Was hat der Herbst, was der Lenz nicht hat?

Zurzeit befinden wir uns in einem saisonalen Niemandsland oder, besser gesagt, einem jahreszeitlich doppelt besetzten Zeitraum. Das klingt ungewöhnlich, fast schon ein bisschen beunruhigend. Keine Angst, es hat nichts mit Klimawandel oder ähnlich Besorgniserregendem zu tun! Solche Perioden kommen jedes Jahr viermal vor. Das liegt schlicht und einfach am Unterschied zwischen den meteorologischen Jahreszeiten und den astronomischen Jahreszeiten. Die meteorologischen Jahreszeiten beginnen immer am ersten des Monats. Das scheint unter anderem die statistische Rechnerei zu vereinfachen. Die astronomischen Jahreszeiten hingegen richten sich nach den Sonnenhöchst- und -tiefstständen. Meteorologisch gesehen befinden wir uns deshalb schon seit dem 1. September im Herbst, während astronomisch gesehen der Sommer erst am 23. September endet.

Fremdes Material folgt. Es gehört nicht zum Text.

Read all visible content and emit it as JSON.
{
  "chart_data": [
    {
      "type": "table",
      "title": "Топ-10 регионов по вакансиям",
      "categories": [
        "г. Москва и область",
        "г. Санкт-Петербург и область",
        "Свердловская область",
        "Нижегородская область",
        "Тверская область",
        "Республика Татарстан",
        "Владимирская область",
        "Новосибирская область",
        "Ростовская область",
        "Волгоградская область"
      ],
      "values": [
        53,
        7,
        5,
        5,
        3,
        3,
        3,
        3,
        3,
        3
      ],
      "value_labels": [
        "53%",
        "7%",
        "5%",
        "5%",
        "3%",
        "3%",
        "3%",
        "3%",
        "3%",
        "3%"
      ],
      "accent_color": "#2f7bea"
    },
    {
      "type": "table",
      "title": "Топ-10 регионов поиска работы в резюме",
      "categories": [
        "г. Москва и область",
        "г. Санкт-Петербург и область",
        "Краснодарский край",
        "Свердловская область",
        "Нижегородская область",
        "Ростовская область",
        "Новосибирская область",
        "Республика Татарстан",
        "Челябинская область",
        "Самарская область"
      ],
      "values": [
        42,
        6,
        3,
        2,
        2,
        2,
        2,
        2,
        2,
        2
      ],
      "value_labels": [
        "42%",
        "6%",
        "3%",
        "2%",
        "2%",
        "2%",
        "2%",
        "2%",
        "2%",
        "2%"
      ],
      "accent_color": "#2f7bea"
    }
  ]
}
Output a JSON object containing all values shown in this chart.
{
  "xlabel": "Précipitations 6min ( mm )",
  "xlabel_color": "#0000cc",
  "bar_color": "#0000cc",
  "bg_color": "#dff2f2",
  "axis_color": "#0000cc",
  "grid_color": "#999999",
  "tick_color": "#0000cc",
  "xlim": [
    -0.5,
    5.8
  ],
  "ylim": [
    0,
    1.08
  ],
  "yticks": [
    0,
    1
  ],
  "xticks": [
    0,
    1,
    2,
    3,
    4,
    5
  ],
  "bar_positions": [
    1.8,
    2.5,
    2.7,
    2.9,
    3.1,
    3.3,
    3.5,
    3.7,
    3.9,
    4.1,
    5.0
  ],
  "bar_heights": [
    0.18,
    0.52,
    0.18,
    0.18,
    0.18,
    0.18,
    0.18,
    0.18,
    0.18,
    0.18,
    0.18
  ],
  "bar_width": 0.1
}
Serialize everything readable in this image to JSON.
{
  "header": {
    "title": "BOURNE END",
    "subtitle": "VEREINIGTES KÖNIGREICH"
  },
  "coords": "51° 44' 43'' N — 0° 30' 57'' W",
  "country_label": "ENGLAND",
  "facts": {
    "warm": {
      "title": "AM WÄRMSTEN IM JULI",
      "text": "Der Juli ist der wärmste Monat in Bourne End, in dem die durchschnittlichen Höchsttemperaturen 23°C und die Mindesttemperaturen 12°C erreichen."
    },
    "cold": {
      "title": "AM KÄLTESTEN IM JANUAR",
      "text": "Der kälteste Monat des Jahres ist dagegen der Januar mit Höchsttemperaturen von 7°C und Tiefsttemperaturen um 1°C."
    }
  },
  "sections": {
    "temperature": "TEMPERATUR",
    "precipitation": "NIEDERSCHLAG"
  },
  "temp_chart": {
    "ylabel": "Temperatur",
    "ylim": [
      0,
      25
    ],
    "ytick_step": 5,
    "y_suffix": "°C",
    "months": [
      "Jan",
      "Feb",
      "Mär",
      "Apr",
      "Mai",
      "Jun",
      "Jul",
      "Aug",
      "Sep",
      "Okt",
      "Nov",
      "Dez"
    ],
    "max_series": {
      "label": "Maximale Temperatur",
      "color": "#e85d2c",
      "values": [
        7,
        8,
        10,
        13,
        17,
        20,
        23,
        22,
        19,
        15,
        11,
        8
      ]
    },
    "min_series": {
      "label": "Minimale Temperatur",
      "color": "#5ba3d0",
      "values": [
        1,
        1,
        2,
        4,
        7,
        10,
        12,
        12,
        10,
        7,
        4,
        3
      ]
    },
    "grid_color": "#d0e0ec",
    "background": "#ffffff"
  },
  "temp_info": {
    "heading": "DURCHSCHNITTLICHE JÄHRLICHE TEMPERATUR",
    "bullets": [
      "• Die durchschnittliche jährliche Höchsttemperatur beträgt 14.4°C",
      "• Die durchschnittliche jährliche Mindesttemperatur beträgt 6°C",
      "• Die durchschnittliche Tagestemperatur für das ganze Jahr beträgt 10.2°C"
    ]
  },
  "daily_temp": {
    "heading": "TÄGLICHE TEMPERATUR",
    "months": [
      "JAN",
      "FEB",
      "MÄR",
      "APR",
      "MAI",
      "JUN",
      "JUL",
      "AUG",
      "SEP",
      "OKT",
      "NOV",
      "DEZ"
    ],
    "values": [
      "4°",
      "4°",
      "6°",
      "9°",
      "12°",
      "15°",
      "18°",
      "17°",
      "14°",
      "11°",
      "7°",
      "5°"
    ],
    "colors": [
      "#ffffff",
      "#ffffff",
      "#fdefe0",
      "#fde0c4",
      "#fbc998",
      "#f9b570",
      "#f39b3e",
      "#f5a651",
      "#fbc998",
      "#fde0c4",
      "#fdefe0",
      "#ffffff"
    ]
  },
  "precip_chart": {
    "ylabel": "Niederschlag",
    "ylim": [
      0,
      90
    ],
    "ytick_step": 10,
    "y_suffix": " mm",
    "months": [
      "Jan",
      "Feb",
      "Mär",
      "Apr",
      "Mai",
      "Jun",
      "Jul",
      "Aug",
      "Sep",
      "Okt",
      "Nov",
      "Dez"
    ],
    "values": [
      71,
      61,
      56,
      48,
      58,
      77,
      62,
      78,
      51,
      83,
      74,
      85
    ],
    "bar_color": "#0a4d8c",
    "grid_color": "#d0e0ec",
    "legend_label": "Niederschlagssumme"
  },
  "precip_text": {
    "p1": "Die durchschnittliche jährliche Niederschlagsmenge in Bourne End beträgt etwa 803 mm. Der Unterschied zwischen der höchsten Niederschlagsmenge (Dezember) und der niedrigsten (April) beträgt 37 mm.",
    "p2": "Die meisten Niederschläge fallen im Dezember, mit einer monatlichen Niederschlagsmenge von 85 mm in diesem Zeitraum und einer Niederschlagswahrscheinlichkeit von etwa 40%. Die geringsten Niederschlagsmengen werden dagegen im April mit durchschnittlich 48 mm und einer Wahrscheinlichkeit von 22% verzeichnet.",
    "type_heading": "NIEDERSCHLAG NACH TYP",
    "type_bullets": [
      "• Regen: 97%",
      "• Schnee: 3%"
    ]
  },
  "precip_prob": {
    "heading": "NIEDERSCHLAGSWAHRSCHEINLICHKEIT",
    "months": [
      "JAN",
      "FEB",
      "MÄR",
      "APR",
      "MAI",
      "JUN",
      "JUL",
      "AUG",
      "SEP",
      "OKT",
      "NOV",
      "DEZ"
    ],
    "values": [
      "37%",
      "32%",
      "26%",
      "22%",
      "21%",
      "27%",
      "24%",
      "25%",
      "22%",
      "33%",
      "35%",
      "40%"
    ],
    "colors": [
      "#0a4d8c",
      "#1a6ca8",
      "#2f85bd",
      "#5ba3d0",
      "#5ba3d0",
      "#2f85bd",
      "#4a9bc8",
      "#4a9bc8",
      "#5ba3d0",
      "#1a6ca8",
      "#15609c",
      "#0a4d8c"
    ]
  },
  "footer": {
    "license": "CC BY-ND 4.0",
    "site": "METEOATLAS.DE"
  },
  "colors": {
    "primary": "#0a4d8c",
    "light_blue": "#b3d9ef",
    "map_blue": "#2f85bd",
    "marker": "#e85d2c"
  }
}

Solche „Doppelbesetzungen“ gibt es auch zwischen dem 1. und dem 21. Dezember, dem 1. und dem 21. März sowie dem 1. und dem 21. Juni.

Dies zeigt wieder einmal, das selbst Begriffe, die eigentlich ganz eindeutig sind, doch nicht immer ganz so eindeutig definiert sind. Und trotzdem gibt es selten Verständigungsschwierigkeiten, wenn es um Frühling, Sommer, Herbst und Winter geht.

Das Wort Herbst geht weit zurück. Es hat über ein paar Ecken auch mit dem lateinischen Wort für pflücken carpere und mit griechischen Wort für Frucht κα?πος zu tun und bedeutete ursprünglich Zeit der Ernte. Diese Bedeutung findet sich noch im englischen Wort für Ernte: harvest. Sein „Gegenspieler“, Lenz, ist ein ebenso altes Wort. Es ist mit lang verwandt und bezeichnete ursprünglich so etwas wie das Längerwerden der Tage.

Wofür ich keine Erklärung finden konnte, ist Folgendes: Herbst gehört auch heute noch zum allgemeinen Wortschatz. Lenz hingegen erscheint nur noch in Ausdrücken wie „zwanzig Lenze zählen“ (zwanzig Jahre alt sein) und „sich einen faulen Lenz machen“ (sehr wenig arbeiten) oder in wahren Perlen von Schlagertexten wie  „Veronika, der Lenz ist da. Die Mädchen singen tralala …“ Weshalb sagen wir heute Frühling oder Frühjahr statt Lenz, aber nur selten Spätjahr und nie Spätling anstelle von Herbst? Was hat der Herbst, was der Lenz nicht hat? Die Antwort auf diese Frage muss ich Ihnen und mir leider schuldig bleiben.